One Step Forward, Two Steps Back — Part One
Tuesday, December 16th, 2008 by Patrick RossEvery day my inbox receives a news summary known as the Dean’s List, and it seems for every one good-news story for creators and their rights, there are (at least) two bad-news stories. That’s certainly not Dean Kay’s fault, it’s the world we live in, but this week the good-news/bad-news stories have hit the presses simultaneously.
First the good news; I’ll put the bad news in a subsequent post. QTrax, that star-crossed licensed P2P service that got off to a false start at MIDEM earlier this year, has signed a third major label, Sony BMG. Add that to the company’s deals with Universal, EMI and smaller labels, and QTrax, currently in beta mode, could conceivably offer its users millions of songs financed by ad support.

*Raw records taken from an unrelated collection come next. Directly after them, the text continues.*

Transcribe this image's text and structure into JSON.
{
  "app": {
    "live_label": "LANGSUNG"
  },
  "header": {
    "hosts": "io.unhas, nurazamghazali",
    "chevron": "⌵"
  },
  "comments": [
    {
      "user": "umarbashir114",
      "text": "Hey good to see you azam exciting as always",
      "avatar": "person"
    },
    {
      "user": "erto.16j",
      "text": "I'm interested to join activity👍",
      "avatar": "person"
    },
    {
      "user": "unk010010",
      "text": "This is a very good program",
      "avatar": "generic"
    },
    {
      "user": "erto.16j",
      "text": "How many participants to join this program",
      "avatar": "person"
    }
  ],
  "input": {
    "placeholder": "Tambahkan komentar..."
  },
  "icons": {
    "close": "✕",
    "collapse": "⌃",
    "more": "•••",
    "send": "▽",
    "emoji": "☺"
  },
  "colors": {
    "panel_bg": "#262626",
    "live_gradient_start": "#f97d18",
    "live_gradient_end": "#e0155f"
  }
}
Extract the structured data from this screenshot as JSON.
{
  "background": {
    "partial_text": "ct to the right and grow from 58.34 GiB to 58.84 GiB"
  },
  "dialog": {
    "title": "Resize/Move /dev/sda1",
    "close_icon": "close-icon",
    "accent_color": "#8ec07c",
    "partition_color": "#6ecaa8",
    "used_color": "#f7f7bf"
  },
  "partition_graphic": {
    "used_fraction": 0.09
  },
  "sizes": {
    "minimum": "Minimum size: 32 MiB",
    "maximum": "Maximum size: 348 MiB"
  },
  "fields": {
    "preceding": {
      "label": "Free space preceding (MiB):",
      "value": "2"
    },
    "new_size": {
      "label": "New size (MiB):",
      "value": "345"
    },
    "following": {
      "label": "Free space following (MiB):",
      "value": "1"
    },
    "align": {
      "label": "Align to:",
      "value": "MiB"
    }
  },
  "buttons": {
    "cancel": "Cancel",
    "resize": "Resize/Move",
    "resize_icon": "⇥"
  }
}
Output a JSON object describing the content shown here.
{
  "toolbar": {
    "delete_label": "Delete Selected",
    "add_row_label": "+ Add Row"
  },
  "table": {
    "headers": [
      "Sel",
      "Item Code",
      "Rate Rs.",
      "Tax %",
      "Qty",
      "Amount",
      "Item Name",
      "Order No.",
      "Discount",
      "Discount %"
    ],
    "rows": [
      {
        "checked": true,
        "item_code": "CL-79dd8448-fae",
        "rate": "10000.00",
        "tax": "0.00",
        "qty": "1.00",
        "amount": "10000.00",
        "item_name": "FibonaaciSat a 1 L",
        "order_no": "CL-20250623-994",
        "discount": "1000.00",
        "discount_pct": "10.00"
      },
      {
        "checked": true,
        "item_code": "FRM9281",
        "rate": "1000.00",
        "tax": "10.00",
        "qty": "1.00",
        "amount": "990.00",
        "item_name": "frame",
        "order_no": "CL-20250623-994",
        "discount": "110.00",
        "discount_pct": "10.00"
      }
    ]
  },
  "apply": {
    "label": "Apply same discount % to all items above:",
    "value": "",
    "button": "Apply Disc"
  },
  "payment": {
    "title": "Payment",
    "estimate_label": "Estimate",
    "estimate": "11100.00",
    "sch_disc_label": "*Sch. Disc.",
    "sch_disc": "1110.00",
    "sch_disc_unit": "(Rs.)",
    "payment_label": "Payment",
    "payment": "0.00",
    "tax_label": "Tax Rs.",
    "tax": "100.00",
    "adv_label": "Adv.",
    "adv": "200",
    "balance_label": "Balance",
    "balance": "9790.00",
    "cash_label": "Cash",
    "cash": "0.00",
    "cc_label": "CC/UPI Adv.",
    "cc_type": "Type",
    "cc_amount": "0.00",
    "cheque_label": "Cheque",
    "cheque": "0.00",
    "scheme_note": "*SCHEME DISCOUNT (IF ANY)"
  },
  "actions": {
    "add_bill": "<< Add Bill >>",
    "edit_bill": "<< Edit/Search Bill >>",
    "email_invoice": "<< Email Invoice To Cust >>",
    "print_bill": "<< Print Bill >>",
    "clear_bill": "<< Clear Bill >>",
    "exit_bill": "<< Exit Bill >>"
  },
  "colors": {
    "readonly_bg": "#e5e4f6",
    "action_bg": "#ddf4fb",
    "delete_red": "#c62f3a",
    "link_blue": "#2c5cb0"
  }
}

As I have said on panels hosted by the Distributed Computing Industry Association (QTrax is a member) I remain skeptical of ad-supported models but I believe any online service — P2P or not — that seeks to do business legally and generate revenues for artists deserves a shot. I’m speaking at another DCIA event January 7th in Las Vegas on the eve of the Consumer Electronics Show; I suspect that will be one of my arguments there as well. (If you’re attending CES be sure to stop by and say hello.)
I don’t know what the terms of the licensing deals are with QTrax by the major labels — Is there a minimum revenue commitment? How long is the contract? Are there works being held back? — but I’m pleased to see the rights holders and QTrax are seeking a market-oriented solution to bring creative works to consumers in a way they’ve demonstrated they like, free through P2P.